Faits divers Le MR veut que les tribunaux de jeunesse puissent dessaisir les jeunes afin qu’ils soient soumis à la même procédure que les adultes.

Il s’agit d’une des bizarreries de notre système judiciaire : si les jeunes qui ont commis des actes graves (meurtre, viol…) peuvent faire l’objet d’un dessaisissement de la part du tribunal de la jeunesse et être jugés comme s’ils avaient 18 ans, ce n’est pas le cas de ceux qui commettent des infractions terroristes. 

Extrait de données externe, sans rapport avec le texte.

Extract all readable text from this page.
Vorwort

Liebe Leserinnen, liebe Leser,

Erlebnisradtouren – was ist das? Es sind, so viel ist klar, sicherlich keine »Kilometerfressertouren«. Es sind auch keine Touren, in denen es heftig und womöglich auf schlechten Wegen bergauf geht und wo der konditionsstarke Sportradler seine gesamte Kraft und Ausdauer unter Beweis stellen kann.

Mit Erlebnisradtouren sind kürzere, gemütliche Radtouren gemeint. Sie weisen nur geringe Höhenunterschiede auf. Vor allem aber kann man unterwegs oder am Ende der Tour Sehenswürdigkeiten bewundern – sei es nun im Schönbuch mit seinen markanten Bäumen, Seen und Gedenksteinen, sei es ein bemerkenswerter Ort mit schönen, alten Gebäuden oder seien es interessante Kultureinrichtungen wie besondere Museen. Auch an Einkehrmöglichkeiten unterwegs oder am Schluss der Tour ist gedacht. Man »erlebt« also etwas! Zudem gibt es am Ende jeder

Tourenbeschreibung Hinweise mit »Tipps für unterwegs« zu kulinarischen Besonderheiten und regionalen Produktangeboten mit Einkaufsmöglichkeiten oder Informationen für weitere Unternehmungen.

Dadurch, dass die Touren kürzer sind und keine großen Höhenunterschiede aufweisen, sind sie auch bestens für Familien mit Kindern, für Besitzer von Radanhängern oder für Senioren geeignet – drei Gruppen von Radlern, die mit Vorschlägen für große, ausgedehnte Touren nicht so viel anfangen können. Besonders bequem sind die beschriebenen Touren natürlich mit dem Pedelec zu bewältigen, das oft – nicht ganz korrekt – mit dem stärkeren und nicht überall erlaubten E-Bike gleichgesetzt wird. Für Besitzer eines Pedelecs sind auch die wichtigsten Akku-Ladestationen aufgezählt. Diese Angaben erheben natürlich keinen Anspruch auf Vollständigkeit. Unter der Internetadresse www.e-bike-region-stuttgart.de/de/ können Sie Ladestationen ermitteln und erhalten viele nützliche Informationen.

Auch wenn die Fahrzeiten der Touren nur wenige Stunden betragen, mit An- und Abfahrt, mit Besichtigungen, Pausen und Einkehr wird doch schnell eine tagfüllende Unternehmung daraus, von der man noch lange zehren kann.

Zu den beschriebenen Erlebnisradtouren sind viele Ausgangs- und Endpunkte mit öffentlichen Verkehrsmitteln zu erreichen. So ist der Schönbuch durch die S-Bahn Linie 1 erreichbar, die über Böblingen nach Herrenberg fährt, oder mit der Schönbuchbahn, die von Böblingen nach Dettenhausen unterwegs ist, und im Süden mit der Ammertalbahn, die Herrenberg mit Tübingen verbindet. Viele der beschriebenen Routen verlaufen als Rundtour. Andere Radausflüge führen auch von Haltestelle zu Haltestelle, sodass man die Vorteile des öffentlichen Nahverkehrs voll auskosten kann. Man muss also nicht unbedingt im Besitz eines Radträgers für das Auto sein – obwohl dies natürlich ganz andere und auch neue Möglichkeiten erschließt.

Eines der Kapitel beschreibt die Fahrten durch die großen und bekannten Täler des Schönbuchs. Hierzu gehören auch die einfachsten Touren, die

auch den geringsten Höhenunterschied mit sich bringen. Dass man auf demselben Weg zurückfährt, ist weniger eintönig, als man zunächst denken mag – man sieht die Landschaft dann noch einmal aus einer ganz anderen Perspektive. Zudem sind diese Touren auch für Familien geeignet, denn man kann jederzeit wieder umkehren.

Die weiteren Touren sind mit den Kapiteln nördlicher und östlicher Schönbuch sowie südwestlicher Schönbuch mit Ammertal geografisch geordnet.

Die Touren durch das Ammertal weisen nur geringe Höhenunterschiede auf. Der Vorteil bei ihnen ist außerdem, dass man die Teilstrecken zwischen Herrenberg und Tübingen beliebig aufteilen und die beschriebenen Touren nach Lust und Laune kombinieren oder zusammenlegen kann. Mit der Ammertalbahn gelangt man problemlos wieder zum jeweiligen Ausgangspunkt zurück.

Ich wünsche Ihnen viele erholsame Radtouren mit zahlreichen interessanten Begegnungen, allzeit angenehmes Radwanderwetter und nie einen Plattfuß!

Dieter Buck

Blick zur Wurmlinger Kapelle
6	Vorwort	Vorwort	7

Ces derniers ne risquent donc pas la prison, mais tout au mieux l’IPPJ. C’est donc dans le but de mettre à jour notre législation qu’une proposition de décret va être déposée par le groupe MR (plus précisément par les députés Defrang-Firket, Nicaise, Tzanetatos et Bertieaux) au Parlement de la Fédération Wallonie-Bruxelles.

Leur idée est simple : "Il convient d’offrir le plus de possibilités aux juges de la jeunesse afin de leur permettre de choisir la meilleure en fonction de la situation du jeune. En ce sens, il nous paraît opportun que le tribunal de la jeunesse puisse se dessaisir lorsqu’un jeune a commis ou tenté de commettre une des infractions terroristes", précisent-ils dans le corps de la proposition.

L’infraction terroriste serait donc ajoutée à une liste déjà existante de délits pour lesquels le dessaisissement est possible. Parmi ces derniers : l’attentat à la pudeur avec violence ou menace, du viol, du meurtre, de l’assassinat, du parricide, de l’infanticide, de l’empoisonnement… À noter que cette mesure ne pourrait être applicable qu’aux jeunes âgés entre 16 à 18 ans.

Mais en pratique, qu’est-ce que cela changerait pour les jeunes ? Les tribunaux de jeunesse sont généralement plus cléments en matière de peine. Ils prennent des mesures de garde, de préservation ou d’éducation pour le mineur. Face à une autre juridiction (chambre spéciale du tribunal de jeunesse ou cour d’assises), les sanctions pourraient donc être plus lourdes. Une peine de prison ferme, par exemple, peut être envisageable si la gravité de l’infraction le justifie.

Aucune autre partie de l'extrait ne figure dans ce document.